Toward that end, UCLA researchers have developed technology to perform more than a thousand chemical reactions at once on a stamp-size, PC-controlled microchip, which could accelerate the identification of potential drug candidates for treating diseases like cancer.
Their study appears in the Aug. 21 edition of the journal Lab on a Chip and is currently available online.
A team of UCLA chemists, biologists and engineers collaborated on the technology, which is based on microfluidics the utilization of miniaturized devices to automatically handle and channel tiny amounts of liquids and chemicals invisible to the eye. The chemical reactions were performed using in situ click chemistry, a technique often used to identify potential drug molecules that bind tightly to protein enzymes to either activate or inhibit an effect in a cell, and were analyzed using mass spectrometry.
While traditionally only a few chemical reactions could be produced on a chip, the research team pioneered a way to instigate multiple reactions, thus offering a new method to quickly screen which drug molecules may work most effectively with a targeted protein enzyme. In this study, scientists produced a chip capable of conducting 1,024 reactions simultaneously, which, in a test system, ably identified potent inhibitors to the enzyme bovine carbonic anhydrase.
A thousand cycles of complex processes, including controlled sampling and mixing of a library of reagents and sequential microchannel rinsing, all took place on the microchip device and were completed in just a few hours. At the moment, the UCLA team is restricted to analyzing the reaction results off-line, but in future, they intend to automate this aspect of the work as well.
"The precious enzyme molecules required for a single in situ click reaction in a traditional lab now can be split into hundreds of duplicates for performing hundreds of reactions in parallel, thus revolutionizing the laboratory process, reducing reagent consumption and accelerating the process for identifying potential drug candidates," said study author Hsian-Rong Tseng, a researcher at UCLA's Crump Institute for Molecular Imaging, an associate professor of molecular and medical pharmacology at the David Geffen School of Medicine at UCLA, and a member of the California NanoSystems Institute at UCLA.
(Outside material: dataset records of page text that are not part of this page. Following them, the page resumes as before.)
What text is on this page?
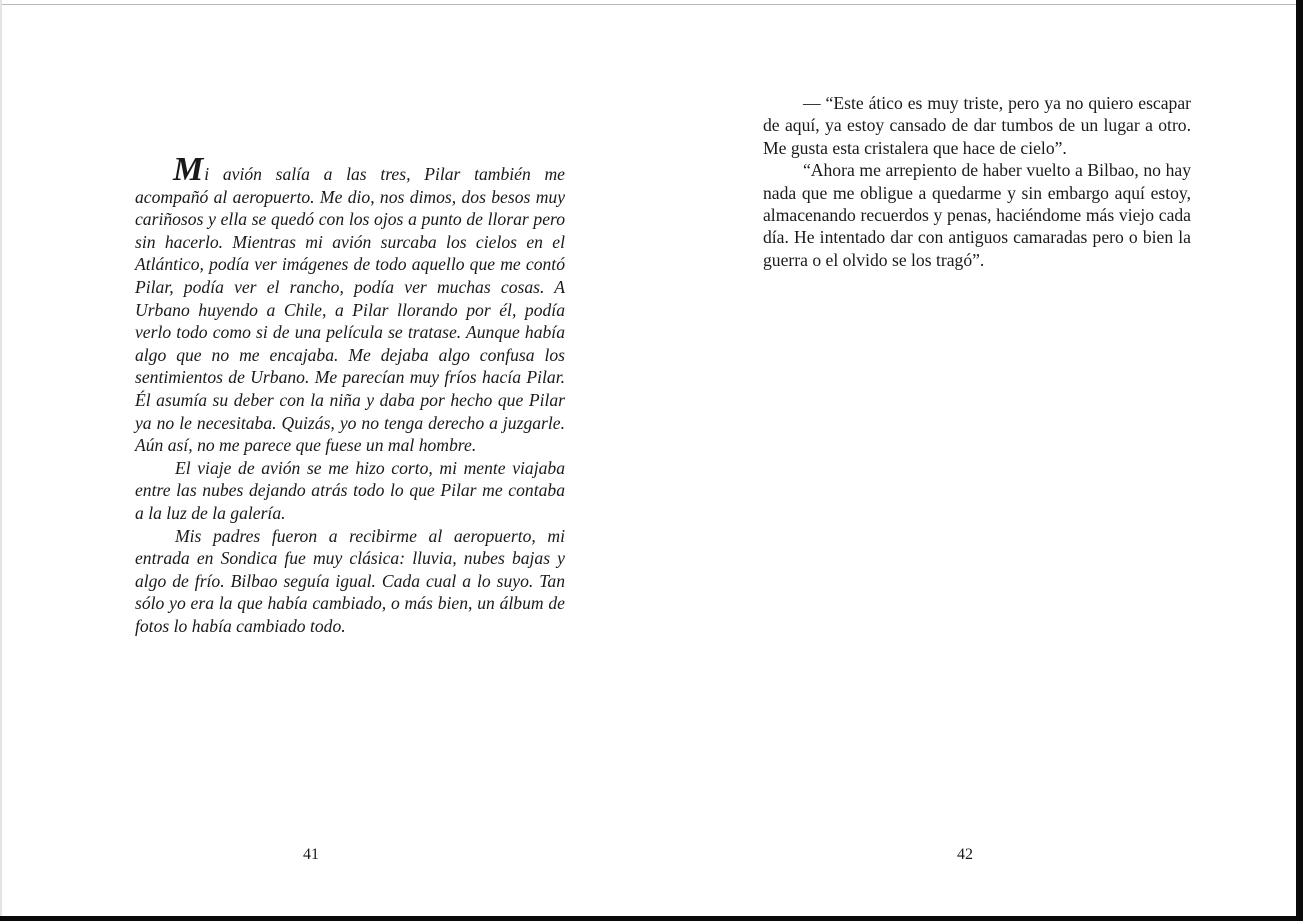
Mi avión salía a las tres, Pilar también me acompañó al aeropuerto. Me dio, nos dimos, dos besos muy cariñosos y ella se quedó con los ojos a punto de llorar pero sin hacerlo. Mientras mi avión surcaba los cielos en el Atlántico, podía ver imágenes de todo aquello que me contó Pilar, podía ver el rancho, podía ver muchas cosas. A Urbano huyendo a Chile, a Pilar llorando por él, podía verlo todo como si de una película se tratase. Aunque había algo que no me encajaba. Me dejaba algo confusa los sentimientos de Urbano. Me parecían muy fríos hacía Pilar. Él asumía su deber con la niña y daba por hecho que Pilar ya no le necesitaba. Quizás, yo no tenga derecho a juzgarle. Aún así, no me parece que fuese un mal hombre.

El viaje de avión se me hizo corto, mi mente viajaba entre las nubes dejando atrás todo lo que Pilar me contaba a la luz de la galería.

Mis padres fueron a recibirme al aeropuerto, mi entrada en Sondica fue muy clásica: lluvia, nubes bajas y algo de frío. Bilbao seguía igual. Cada cual a lo suyo. Tan sólo yo era la que había cambiado, o más bien, un álbum de fotos lo había cambiado todo.

41

— “Este ático es muy triste, pero ya no quiero escapar de aquí, ya estoy cansado de dar tumbos de un lugar a otro. Me gusta esta cristalera que hace de cielo”.

“Ahora me arrepiento de haber vuelto a Bilbao, no hay nada que me obligue a quedarme y sin embargo aquí estoy, almacenando recuerdos y penas, haciéndome más viejo cada día. He intentado dar con antiguos camaradas pero o bien la guerra o el olvido se los tragó”.

42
Kym F. Faull, director of the Pasarow Mass Spectrometry Lab at UCLA, helped the team with several challenges, including reducing the amount of chemicals needed for reactions on the chip, enhancing test sensitivity and speeding up reaction analysis.
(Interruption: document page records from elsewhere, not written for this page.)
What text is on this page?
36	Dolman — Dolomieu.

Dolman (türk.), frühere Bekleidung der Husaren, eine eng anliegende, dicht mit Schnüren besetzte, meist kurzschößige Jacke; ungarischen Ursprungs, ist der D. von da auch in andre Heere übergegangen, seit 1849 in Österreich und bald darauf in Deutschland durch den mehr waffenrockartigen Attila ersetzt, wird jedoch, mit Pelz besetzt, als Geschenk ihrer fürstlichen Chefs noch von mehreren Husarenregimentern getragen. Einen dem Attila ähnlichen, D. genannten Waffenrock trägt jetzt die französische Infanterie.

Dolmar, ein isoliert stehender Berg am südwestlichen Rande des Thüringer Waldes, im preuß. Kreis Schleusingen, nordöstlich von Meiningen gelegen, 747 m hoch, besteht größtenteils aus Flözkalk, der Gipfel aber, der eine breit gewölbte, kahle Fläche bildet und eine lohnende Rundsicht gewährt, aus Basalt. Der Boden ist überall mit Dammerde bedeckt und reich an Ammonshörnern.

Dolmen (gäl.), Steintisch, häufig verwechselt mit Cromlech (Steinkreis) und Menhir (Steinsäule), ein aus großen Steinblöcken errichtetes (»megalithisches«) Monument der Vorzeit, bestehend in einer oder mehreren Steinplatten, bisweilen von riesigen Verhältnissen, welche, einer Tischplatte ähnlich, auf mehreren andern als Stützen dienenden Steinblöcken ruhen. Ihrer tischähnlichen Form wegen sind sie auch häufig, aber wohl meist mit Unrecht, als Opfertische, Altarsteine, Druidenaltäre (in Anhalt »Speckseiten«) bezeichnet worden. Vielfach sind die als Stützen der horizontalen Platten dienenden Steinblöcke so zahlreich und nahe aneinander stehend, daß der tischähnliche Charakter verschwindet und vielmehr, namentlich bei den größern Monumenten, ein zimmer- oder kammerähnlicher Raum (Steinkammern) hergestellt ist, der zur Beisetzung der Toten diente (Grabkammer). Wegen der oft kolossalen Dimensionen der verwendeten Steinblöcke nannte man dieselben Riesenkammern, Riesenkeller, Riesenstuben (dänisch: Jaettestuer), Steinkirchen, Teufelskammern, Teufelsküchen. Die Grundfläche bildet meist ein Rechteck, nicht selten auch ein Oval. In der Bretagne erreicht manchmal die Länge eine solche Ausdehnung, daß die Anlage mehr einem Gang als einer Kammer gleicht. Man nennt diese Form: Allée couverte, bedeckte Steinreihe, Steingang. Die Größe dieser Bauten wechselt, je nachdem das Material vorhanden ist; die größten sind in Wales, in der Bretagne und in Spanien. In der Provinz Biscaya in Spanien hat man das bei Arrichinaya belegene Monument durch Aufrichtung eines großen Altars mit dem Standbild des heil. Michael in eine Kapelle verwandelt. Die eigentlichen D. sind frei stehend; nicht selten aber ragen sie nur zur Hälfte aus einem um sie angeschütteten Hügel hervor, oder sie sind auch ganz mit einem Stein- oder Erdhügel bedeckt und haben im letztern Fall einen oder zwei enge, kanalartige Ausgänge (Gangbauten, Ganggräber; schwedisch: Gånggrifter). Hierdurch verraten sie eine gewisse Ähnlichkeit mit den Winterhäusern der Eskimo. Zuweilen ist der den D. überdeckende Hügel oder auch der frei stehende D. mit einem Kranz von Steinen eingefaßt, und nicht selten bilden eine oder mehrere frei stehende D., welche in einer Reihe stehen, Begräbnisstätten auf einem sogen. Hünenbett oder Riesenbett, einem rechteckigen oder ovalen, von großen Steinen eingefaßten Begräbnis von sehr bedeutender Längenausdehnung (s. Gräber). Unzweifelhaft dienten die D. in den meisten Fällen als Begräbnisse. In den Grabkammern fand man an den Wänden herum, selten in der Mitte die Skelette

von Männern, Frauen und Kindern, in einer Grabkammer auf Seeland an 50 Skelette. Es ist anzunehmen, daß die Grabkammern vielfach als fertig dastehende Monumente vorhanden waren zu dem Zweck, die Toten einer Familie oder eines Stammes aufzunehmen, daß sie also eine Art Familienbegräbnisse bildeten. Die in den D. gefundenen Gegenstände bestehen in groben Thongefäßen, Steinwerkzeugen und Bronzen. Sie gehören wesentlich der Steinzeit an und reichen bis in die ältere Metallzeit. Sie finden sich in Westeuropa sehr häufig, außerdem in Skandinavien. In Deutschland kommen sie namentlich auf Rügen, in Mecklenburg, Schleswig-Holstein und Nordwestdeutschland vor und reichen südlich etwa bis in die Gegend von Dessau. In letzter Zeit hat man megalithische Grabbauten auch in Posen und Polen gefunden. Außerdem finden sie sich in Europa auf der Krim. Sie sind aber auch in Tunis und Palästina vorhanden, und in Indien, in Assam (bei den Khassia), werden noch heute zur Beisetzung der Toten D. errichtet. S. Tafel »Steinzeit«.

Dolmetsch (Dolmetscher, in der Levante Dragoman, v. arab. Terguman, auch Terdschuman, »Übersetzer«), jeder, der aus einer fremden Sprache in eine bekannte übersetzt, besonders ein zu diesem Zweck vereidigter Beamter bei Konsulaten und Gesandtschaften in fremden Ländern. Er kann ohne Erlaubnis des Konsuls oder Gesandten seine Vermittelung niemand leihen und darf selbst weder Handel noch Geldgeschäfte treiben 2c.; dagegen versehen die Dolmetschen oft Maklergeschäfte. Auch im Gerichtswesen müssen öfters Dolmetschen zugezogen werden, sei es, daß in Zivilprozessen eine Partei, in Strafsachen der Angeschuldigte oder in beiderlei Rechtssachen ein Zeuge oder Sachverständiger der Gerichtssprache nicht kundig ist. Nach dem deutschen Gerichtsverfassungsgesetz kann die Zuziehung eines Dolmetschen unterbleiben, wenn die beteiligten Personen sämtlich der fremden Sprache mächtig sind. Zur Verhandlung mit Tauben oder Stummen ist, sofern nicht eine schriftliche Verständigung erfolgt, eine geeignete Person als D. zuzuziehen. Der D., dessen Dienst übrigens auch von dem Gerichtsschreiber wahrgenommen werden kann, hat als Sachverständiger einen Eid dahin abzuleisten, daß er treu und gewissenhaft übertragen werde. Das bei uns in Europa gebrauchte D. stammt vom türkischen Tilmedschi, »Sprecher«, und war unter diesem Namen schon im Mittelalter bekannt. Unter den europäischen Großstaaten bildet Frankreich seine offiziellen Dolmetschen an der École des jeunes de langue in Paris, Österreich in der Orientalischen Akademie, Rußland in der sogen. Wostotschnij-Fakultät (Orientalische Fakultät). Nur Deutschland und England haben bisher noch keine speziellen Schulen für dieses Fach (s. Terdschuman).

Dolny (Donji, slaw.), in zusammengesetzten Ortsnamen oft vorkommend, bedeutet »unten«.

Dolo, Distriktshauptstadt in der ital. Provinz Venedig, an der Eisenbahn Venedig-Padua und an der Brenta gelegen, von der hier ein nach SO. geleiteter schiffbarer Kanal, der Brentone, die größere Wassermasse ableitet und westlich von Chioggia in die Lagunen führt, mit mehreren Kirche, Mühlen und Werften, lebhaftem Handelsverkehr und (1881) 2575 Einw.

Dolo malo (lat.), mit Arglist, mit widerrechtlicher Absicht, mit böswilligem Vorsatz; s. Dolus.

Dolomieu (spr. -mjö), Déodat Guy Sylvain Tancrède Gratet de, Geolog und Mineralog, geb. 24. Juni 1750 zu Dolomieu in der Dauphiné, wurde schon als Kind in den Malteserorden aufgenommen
"The system allows researchers to not only test compounds quicker but uses only tiny amounts of materials, which greatly reduces lab time and costs," said Faull, a professor of psychiatry and biobehavioral sciences at the Geffen School of Medicine.
Next steps for the team include exploring the use of this microchip technology for other screening reactions in which chemicals and material samples are in limited supply for example, with a class of protein enzymes called kinases, which play critical roles in the malignant transformation of cancer.
According to the researchers, the technology may open up many areas for biological and medicinal study.
The study team relied on work in the UCLA labs of Michael E. Phelps, Norton Simon Professor and chair of molecular and medical pharmacology, and Clifton K.F. Shen, assistant professor of molecular and medical pharmacology. Key research contributors included Yanju Wang, Wei-Yu Lin and Kan Liu, who work in Tseng's lab and intend to continue this line of research in independent careers after completing their training with Tseng.
The study was funded by the U.S. Department of Energy and the National Institutes of Health.
Other authors include: Rachel J. Lin of UCLA's Crump Institute for Molecular Imaging; Matthias Selke of the department of chemistry and biochemistry at California State University, Los Angeles; Hartmuth C. Kolb of Siemens Medical Solutions; Nangang Zhang of UCLA's Crump Institute for Molecular Imaging and the department of physics and Center of Nanoscience and Nanotechnology at China's Wuhan University; and Xing-Zhong Zhao of the department of physics and Center of Nanoscience and Nanotechnology at China's Wuhan University.